REPUBLIKA.CO.ID, JAKARTA -- Perkembangan terbaru kasus Flu Burung H7N9 di Cina menunjukkan tidak adanya bukti burung liar berperan dalam transmisi virus.
Hal itu dikemukakan Direktur Jenderal Pengendalian Penyakit dan Penyehatan Lingkungan (P2PL) Kementerian Kesehatan Prof dr Tjandra Yoga Aditama dalam keterangan tertulisnya yang diterima ROL, Kamis (27/6).
Data sampai saat ini, kasus terakhir yang dilaporkan tanggal 28 Mei 2013 yang diperoleh melalui surveilens rutin ILI (Influenza-Like llness) di Beijing terdapat 132 kasus dan 39 orang meninggal; empat klaster konfirmasi; satu infeksi tanpa gejala (asymptomatis); 2000 kontak yang dipantau: 2-139 per kasus.

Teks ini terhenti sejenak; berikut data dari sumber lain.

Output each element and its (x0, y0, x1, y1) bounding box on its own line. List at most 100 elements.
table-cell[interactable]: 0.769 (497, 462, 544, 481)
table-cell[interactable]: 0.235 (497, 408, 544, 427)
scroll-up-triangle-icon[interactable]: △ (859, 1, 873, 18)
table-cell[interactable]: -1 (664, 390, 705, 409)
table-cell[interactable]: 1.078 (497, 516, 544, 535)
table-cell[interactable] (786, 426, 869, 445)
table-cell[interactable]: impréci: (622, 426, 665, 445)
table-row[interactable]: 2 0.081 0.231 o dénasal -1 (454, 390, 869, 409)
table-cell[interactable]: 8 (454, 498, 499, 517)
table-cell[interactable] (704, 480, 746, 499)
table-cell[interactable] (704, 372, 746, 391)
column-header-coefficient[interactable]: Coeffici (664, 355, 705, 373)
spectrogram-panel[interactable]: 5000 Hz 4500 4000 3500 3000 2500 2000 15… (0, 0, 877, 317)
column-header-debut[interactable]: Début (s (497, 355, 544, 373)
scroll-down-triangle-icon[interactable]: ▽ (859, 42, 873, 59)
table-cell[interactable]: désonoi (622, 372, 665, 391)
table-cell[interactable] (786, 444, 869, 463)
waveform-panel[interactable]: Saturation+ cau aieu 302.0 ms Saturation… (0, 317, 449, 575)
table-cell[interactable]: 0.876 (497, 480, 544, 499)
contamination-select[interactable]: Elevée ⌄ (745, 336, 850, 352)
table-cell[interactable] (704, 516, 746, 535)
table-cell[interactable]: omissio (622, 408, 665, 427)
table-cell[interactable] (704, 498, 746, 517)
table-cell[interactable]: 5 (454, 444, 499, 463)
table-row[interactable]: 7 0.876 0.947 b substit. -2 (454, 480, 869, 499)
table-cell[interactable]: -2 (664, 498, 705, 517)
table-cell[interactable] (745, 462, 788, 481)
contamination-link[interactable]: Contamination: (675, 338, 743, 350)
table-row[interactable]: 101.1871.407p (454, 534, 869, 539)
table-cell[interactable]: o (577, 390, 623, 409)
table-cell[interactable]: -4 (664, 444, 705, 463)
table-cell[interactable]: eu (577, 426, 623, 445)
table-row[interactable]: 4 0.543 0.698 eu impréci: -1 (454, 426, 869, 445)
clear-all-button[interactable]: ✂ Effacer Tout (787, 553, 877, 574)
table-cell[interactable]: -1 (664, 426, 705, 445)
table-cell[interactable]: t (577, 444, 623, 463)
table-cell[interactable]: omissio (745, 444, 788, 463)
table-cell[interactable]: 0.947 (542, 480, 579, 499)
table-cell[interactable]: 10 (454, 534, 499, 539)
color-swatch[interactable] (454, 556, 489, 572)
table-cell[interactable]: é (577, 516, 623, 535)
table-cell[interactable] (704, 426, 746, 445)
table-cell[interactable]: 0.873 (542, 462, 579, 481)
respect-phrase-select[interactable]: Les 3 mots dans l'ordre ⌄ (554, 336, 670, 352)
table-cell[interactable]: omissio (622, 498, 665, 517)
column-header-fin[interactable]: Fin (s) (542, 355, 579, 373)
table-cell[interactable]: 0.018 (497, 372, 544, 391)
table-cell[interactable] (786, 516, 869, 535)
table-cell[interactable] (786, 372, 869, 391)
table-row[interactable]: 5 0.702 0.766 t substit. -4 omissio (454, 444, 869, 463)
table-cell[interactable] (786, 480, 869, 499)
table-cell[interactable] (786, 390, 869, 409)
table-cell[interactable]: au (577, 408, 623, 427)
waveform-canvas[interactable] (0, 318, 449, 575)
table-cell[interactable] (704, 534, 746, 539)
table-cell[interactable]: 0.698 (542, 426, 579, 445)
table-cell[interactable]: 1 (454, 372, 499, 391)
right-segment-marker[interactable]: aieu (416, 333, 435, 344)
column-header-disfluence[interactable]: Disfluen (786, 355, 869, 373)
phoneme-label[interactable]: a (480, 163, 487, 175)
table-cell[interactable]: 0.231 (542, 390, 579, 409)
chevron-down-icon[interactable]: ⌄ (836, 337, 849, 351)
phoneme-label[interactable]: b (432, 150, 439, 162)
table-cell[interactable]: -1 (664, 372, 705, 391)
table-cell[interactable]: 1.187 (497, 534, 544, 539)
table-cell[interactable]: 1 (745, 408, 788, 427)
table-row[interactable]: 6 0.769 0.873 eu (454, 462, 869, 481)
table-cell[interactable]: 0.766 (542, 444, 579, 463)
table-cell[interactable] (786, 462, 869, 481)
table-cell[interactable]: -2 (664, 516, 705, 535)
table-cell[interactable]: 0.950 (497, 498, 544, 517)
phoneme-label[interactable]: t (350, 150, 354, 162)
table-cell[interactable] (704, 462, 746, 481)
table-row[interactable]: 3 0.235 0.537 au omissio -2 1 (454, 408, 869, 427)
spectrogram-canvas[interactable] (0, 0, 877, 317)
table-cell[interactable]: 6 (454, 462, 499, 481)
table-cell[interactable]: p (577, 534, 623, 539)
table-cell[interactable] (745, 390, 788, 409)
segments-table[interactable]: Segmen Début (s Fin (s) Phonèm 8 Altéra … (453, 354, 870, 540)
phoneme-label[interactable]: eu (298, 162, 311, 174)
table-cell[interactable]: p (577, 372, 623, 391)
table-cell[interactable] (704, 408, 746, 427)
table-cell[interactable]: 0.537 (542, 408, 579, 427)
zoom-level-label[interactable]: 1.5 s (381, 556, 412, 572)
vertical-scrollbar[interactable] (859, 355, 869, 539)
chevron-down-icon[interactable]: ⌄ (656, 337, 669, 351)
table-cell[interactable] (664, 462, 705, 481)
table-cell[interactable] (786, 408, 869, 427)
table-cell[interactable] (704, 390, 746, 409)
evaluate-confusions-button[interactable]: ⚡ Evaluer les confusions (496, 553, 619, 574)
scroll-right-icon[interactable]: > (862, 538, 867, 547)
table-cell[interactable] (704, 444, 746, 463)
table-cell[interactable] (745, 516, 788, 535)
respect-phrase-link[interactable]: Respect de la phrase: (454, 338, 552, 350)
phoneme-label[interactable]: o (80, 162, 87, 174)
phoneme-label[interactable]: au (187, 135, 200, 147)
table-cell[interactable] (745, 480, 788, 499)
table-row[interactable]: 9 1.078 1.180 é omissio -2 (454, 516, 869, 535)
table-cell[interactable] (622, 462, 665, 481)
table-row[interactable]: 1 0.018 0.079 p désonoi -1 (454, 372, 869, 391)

Selanjutnya dari sisi pertanian/peternakan: sebanyak 900.000 sampel diperiksa dari 42.250 peternakan dan positif rate nya sangat rendah (0.003%), tidak satupun positif pada babi. Hanya 18 dari 7.264 yang diperiksa positif untuk H7 (diambil dari swab ayam dan lingkungan); sebanyak 570,942 burung dimusnahkan.
Menurut Prof Tjandra, pemerintah Cina telah menutup provinsi yang terjangkit. Hal ini terbukti dapat mempercepat mengurangi kasus infeksi pada manusia.
Virus ini merupakan rekombinasi dari virus H7N3, H7N9, H9N2 dan H9N2. Apabila dibandingkan antara H7 dengan H5 pada kasus manusia: rata-rata usia 62 tahun pada H7 dan usia 25 tahun pada H5.
Selanjutnya, kata dia, pada H7N9 sebanyak 45 persen mempunyai riwayat penyakit lain yang mendasarinya, sedangkan pada H5N1 riwayat penyakit lain yang mendasarinya hanya 12 persen.
Pada pemeriksaan di laboratorium menunjukkan bahwa virus H7N9 yang ditemukan di manusia lebih mudah menginfeksi pada sel bronkus dibandingkan dengan H5N1. H7N9 mayoritas sensitif terhadap obat oseltamivir.